Poinciana Housing used to be Navy quarters in the 1950s. Then the 154 units were deactivated by the Base Realignment and Closure Commission which gave the buildings and land to the city which promptly set the property aside for low income housing.
 Weirdly enough it is still surrounded by fencing as though to secure the residents from predators outside the former base but in light of the fact the two entrances are wide open the fence seems to serve no real purpose. It just makes you work to get inside.
 The odd thing about Poinciana is that in a town where space is at a premium there is surely some more efficient way to use the green acres located inside the rusting boundary fence. I think of Meridian West on Stock Island, high density low income housing with shaded parking on the ground and two floors of housing above, all stacked and not at all unpleasant. The trick would be to rebuild Poinciana without displacing people right and left. 
The city is always wringing its hands about worker housing but like anything else you have to build it to create it and so far...nothing.




I gave up rolling to the other entrance on Duck Avenue at 5 mph and turned around shooting some pictures through the irritating fence. 
 And across the street a sign of Christmas.
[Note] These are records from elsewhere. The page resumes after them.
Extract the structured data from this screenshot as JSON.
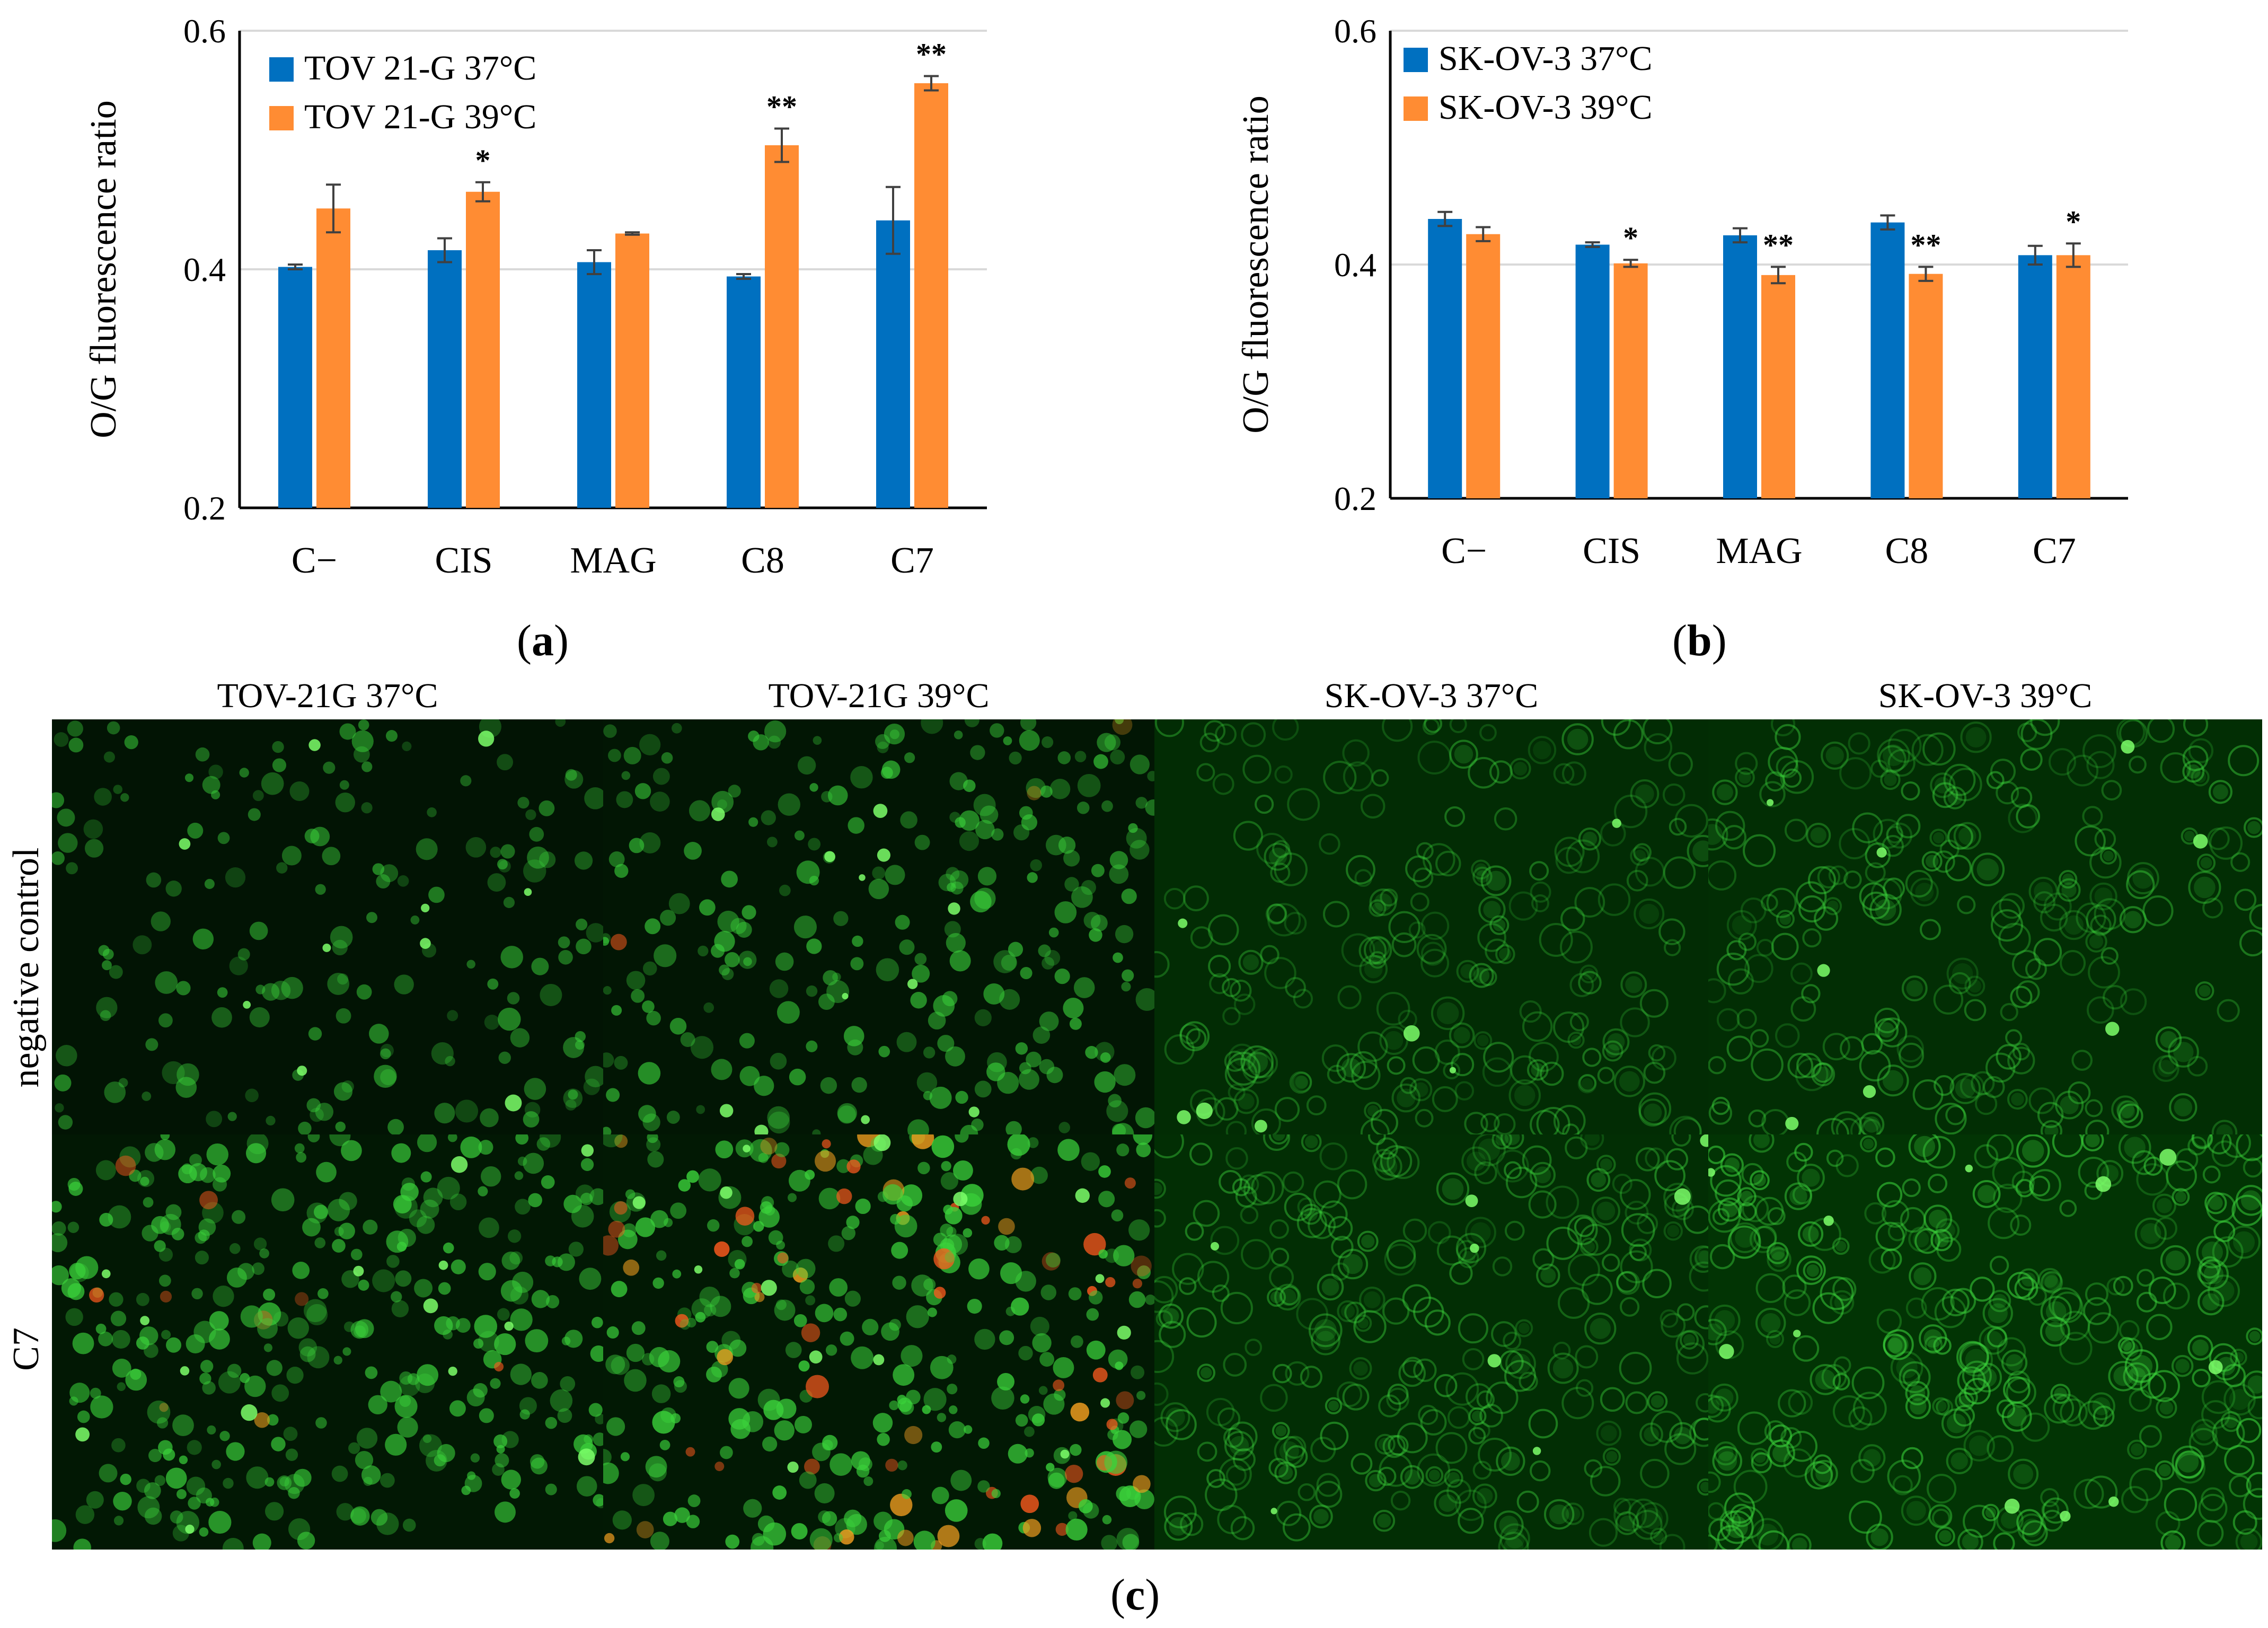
{
  "colors": {
    "series_37": "#0070C0",
    "series_39": "#FF8C33",
    "gridline": "#D9D9D9",
    "axis": "#000000",
    "error_bar": "#404040",
    "cell_green": "#3bd23b",
    "cell_red": "#ff5a1e",
    "cell_orange": "#f7a020"
  },
  "chart_data": [
    {
      "panel": "a",
      "type": "bar",
      "ylabel": "O/G fluorescence ratio",
      "xlabel": "",
      "ylim": [
        0.2,
        0.6
      ],
      "yticks": [
        "0.2",
        "0.4",
        "0.6"
      ],
      "grid": true,
      "legend_position": "top-left",
      "categories": [
        "C−",
        "CIS",
        "MAG",
        "C8",
        "C7"
      ],
      "series": [
        {
          "name": "TOV 21-G 37°C",
          "color": "#0070C0",
          "values": [
            0.402,
            0.416,
            0.406,
            0.394,
            0.441
          ],
          "errors": [
            0.002,
            0.01,
            0.01,
            0.002,
            0.028
          ],
          "significance": [
            "",
            "",
            "",
            "",
            ""
          ]
        },
        {
          "name": "TOV 21-G 39°C",
          "color": "#FF8C33",
          "values": [
            0.451,
            0.465,
            0.43,
            0.504,
            0.556
          ],
          "errors": [
            0.02,
            0.008,
            0.001,
            0.014,
            0.006
          ],
          "significance": [
            "",
            "*",
            "",
            "**",
            "**"
          ]
        }
      ]
    },
    {
      "panel": "b",
      "type": "bar",
      "ylabel": "O/G fluorescence ratio",
      "xlabel": "",
      "ylim": [
        0.2,
        0.6
      ],
      "yticks": [
        "0.2",
        "0.4",
        "0.6"
      ],
      "grid": true,
      "legend_position": "top-left",
      "categories": [
        "C−",
        "CIS",
        "MAG",
        "C8",
        "C7"
      ],
      "series": [
        {
          "name": "SK-OV-3 37°C",
          "color": "#0070C0",
          "values": [
            0.439,
            0.417,
            0.425,
            0.436,
            0.408
          ],
          "errors": [
            0.006,
            0.002,
            0.006,
            0.006,
            0.008
          ],
          "significance": [
            "",
            "",
            "",
            "",
            ""
          ]
        },
        {
          "name": "SK-OV-3 39°C",
          "color": "#FF8C33",
          "values": [
            0.426,
            0.401,
            0.391,
            0.392,
            0.408
          ],
          "errors": [
            0.006,
            0.003,
            0.007,
            0.006,
            0.01
          ],
          "significance": [
            "",
            "*",
            "**",
            "**",
            "*"
          ]
        }
      ]
    }
  ],
  "panels": {
    "a": {
      "label": "a"
    },
    "b": {
      "label": "b"
    },
    "c": {
      "label": "c",
      "column_titles": [
        "TOV-21G 37°C",
        "TOV-21G 39°C",
        "SK-OV-3 37°C",
        "SK-OV-3 39°C"
      ],
      "row_labels": [
        "negative control",
        "C7"
      ],
      "images": [
        {
          "id": "tov-37-neg",
          "density": 0.28,
          "brightness": 0.55,
          "red_fraction": 0.0,
          "diffuse": false
        },
        {
          "id": "tov-39-neg",
          "density": 0.42,
          "brightness": 0.65,
          "red_fraction": 0.02,
          "diffuse": false
        },
        {
          "id": "sk-37-neg",
          "density": 0.35,
          "brightness": 0.4,
          "red_fraction": 0.0,
          "diffuse": true
        },
        {
          "id": "sk-39-neg",
          "density": 0.38,
          "brightness": 0.45,
          "red_fraction": 0.0,
          "diffuse": true
        },
        {
          "id": "tov-37-c7",
          "density": 0.55,
          "brightness": 0.75,
          "red_fraction": 0.03,
          "diffuse": false
        },
        {
          "id": "tov-39-c7",
          "density": 0.6,
          "brightness": 0.85,
          "red_fraction": 0.18,
          "diffuse": false
        },
        {
          "id": "sk-37-c7",
          "density": 0.45,
          "brightness": 0.45,
          "red_fraction": 0.0,
          "diffuse": true
        },
        {
          "id": "sk-39-c7",
          "density": 0.5,
          "brightness": 0.6,
          "red_fraction": 0.0,
          "diffuse": true
        }
      ]
    }
  }
}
Smile! You and your red teeth are on camera!

2 comments:

Steve said...

The Housing Authority of Key West has numerous complexs- I was curious and looked it up once.- They have more than 1000 units and if each unit houses an average of 2 people- that is over 2000 people who live in HA of Key West housing. If Key West has a permanent population of about 22,000- then almost 10 % of people live in these complexes with affortable costs. It baffles me that Key West has such a shortage of "affortable" housing with this many units. Anybody out there have an answer ???

Anonymous said...

As pretty, quirky, and interesting as I remember. You need to stay in key west and become the mayor after your retirement. A wonderful goodwill ambassador. Sunny and no snow (so far) Michigan.